Patient attrition and NY-ESO-1 and LAGE-1a expression profiles in the multiarm study. A, Patient attrition for multiarm study. A total of 1,698 patients in the multiarm study were screened and signed the informed consent form. Out of 13 dosed patients, six withdrew prior to meeting interventional phase completion criteria, per protocol. B, NY-ESO-1 IHC P-score distribution of screened NY-ESO-1–positive patients in the multiarm study. NY-ESO-1–positive protein expression was detected as a continuous variable with distribution between 10% and 100% expression. There were 62 patients whose tumors expressed NY-ESO-1 with a P score of ≥10%, 1+, 2+, and 3+, with each vertical bar representing a unique tumor sample depicted by contributing IHC intensity of 0+ in blue, 1+ in light blue, 2+ in light orange, and 3+ in orange (425 patients whose tumors expressed NY-ESO-1 <10%, 1+, 2+, and 3+ are not displayed). One patient (ID #61 in the figure) had two samples. C, NY-ESO-1 expression profile of dosed NY-ESO-1–positive patients in the multiarm study. The mITT population based on NY-ESO-1 IHC expression is individually represented in the vertical bars with the P-score broken down by contributing IHC intensity of 0+ in blue, 1+ in light blue, 2+ in light orange, and 3+ in orange. The patients are ordered by P score, which is indicated by the red line. NY-ESO-1–negative, LAGE-1a–positive patients in the mITT population not shown. D, LAGE-1a RNA expression distribution of all tested patients in the multiarm study. The plot of patients tested for LAGE-1a RT-PCR RNA expression, in which the red line indicates the cutoff = 4 ΔCT, with positive cases depicted in red and negative cases depicted in blue. Triangles represent all patients screened. The two patients dosed who were LAGE-1a–positive are distinguished in the figure with a red circle. Patients with “no expression” were imputed as having the lowest observable value divided by 3. The vertical axis is reversed (zero is higher); lower LAGE-1a score measured by RT-PCR represents higher expression levels. E, NY-ESO-1 and LAGE-1a prevalence. This is a bar chart displaying NY-ESO-1 and LAGE-1a prevalence. LAGE-1a testing was performed on tissue samples in reflex to NY-ESO-1–negative status for when tissue was available. Prevalence includes unique samples from the same patient. NE, not evaluable.
Figure 2.
Figure 2.
Patient tumor responses in the single- and multiarm studies.

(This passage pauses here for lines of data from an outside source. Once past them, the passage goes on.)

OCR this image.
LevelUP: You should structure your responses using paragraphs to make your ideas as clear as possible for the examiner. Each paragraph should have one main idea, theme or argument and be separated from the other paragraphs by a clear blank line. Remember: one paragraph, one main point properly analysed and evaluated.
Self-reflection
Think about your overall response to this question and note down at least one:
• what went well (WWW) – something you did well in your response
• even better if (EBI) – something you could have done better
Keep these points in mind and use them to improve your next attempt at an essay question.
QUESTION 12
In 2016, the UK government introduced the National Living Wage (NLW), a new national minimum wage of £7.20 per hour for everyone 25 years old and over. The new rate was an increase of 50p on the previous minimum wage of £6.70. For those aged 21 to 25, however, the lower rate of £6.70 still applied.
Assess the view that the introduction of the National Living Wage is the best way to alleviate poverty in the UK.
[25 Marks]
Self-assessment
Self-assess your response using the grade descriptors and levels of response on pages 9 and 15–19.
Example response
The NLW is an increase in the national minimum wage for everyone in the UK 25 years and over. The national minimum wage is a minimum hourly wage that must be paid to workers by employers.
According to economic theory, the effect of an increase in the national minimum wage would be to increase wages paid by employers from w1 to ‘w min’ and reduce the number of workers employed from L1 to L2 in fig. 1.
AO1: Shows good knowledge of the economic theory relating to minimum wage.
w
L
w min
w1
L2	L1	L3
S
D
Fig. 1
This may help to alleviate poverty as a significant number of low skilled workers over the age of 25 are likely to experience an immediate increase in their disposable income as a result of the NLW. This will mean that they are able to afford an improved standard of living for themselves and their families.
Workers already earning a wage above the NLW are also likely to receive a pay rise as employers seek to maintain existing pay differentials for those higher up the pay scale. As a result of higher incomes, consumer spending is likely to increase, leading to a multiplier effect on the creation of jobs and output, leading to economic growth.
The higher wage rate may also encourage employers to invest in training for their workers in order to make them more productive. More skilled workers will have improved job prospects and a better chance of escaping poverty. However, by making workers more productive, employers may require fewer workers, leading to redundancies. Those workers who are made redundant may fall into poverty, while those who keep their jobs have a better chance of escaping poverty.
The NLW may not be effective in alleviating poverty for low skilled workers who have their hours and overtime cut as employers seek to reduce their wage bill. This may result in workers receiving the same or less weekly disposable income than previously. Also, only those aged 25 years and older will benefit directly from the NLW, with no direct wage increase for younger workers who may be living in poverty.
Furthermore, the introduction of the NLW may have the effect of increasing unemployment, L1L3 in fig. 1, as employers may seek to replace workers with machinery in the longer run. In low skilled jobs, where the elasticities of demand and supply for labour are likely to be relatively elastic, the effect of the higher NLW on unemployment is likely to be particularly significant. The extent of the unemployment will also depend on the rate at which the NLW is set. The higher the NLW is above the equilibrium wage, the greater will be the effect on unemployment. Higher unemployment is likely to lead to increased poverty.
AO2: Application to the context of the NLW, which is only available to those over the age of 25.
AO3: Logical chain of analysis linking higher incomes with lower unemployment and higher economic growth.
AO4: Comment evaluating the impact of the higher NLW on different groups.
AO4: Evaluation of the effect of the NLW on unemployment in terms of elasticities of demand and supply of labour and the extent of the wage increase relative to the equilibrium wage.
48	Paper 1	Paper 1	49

A, Best overall response in the single- and multiarm studies (confirmed). In the single-arm study, data following first infusion only. One patient did not have measurable target lesions at baseline and does not appear in this plot; one patient received a transduced cell dose below the required dose level, per protocol, due to waiver granted. In the multiarm study, *arm A: one patient (M65) had unconfirmed PR. **Arm C: one patient (M1) had unequivocal progression due to new lesion and one patient died prior to first post-treatment scan and does not appear in this plot. B, Percent change from baseline in target lesion diameter in the multiarm study. Arm A patients are shown at left, and arm C is shown at right. Red circles indicate new target lesions. C, Median PFS and OS for each study. D, Radiographic images of case study patient S5, single-arm study. One patient from the single-arm study (S5) received two separate infusions, achieving best overall responses of confirmed PR from first infusion and SD from the second, per RECIST 1.1. The top left image is baseline before the first infusion, and top right is after 9 months. The bottom left image is baseline before the second infusion, and the bottom right is at week 11 after second infusion. E, Peak persistence and tumor shrinkage of case study patient S5, single-arm study. CR, complete response; LLOD, lower limit of detection; NA, not available; NE, not evaluable; PD, progressive disease; SD, stable disease.
Figure 3.
Figure 3.
Cellular kinetics profile by patient in the single- and multiarm studies. A, Single-arm study. Cellular kinetics profile at first infusion by patient and responder status truncated at 12 weeks (available data), mITT population. B, Multiarm study. Cellular kinetics profile by patient and treatment arm truncated at 6 months (first infusion), mITT population. AUC0–28 days, AUC from 0 to 28 days.